Researchers find a genetically engineered corn that grows better in cold climates

Corn is one of the most common crops in the world, but growing it in the northern part of the globe remains challenging because it does not tolerate the cold well. But that could change as scientists develop better varieties. Led by Professor David Stern, researchers at the Boyce Thompson Institute in New York state first studied a naturally occurring enzyme called RuBisCO. Previous studies have shown that when the amount of the substance increases in plants, they grow and mature more quickly.

Researchers find a genetically engineered corn that grows better in cold climates

With this in mind, Stern’s team created a variety of corns that produce higher-than-normal amounts of enzymes. In the experiment, the genetically modified plants grew at a temperature of 25oC (77oF) with regular corn for three weeks, then reduced to 14oC (57oF) for two weeks before rising to 25 degrees.

This is done to simulate the cold that occurs when corn crops are sown in the spring and then expose them to cold weather.
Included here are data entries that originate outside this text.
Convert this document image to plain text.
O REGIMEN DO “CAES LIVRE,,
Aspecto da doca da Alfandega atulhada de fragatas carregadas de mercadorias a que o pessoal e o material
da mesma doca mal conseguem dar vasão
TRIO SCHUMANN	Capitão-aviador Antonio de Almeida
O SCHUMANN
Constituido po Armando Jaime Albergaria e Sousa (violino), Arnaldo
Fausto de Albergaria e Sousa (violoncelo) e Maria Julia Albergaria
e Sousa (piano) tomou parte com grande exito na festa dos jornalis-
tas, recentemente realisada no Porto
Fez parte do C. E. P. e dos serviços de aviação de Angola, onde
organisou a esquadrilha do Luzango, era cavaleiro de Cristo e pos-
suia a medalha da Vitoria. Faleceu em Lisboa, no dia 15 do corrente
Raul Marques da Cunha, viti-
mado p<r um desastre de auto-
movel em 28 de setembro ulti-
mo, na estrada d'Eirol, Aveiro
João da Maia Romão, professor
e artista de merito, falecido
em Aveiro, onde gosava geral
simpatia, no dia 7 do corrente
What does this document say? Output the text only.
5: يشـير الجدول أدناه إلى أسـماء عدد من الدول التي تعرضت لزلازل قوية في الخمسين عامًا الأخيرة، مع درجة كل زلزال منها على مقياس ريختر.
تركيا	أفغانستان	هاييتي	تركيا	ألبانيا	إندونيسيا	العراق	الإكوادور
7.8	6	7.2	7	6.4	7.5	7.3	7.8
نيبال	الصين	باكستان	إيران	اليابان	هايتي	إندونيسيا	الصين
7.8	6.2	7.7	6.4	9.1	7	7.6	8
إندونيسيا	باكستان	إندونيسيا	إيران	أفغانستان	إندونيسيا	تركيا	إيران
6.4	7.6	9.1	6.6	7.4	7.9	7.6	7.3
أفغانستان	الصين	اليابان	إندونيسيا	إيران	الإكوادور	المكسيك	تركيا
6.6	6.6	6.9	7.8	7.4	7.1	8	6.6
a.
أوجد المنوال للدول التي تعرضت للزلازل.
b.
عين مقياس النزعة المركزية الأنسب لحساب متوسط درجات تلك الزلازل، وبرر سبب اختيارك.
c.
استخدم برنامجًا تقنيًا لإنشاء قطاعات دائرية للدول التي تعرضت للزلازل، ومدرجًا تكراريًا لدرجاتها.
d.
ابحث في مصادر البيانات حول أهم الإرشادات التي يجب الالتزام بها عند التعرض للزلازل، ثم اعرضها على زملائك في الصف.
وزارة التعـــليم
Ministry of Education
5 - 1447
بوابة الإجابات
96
Typically, when this happens, the plant grows at a much lower rate, and by the time the temperature recovers, maturity may be affected, and harvest work may delay or even lead to a reduction in production.

However, corn rich in RuBisCO is not. It showed a higher photosynthesis rate throughout the experiment than the control plant. After cooling, the modified plants recover faster because they do less damage to the molecules that perform photosynthesis processes. As a result, the new varieties grew taller than the control plants and produced mature corn spikes more quickly.

Scientists are now working to make engineered corn more powerful to adapt to the changing climate.

“The corn we’re developing hasn’t fully optimized its cold resistance, so we’re planning improvements for the next generation,” Stern said. “For example, it would be interesting to add a low-temperature PPDK protein to the corn to see if it performs better. “

A paper on the study was recently published in the Journal of Plant Biotechnology.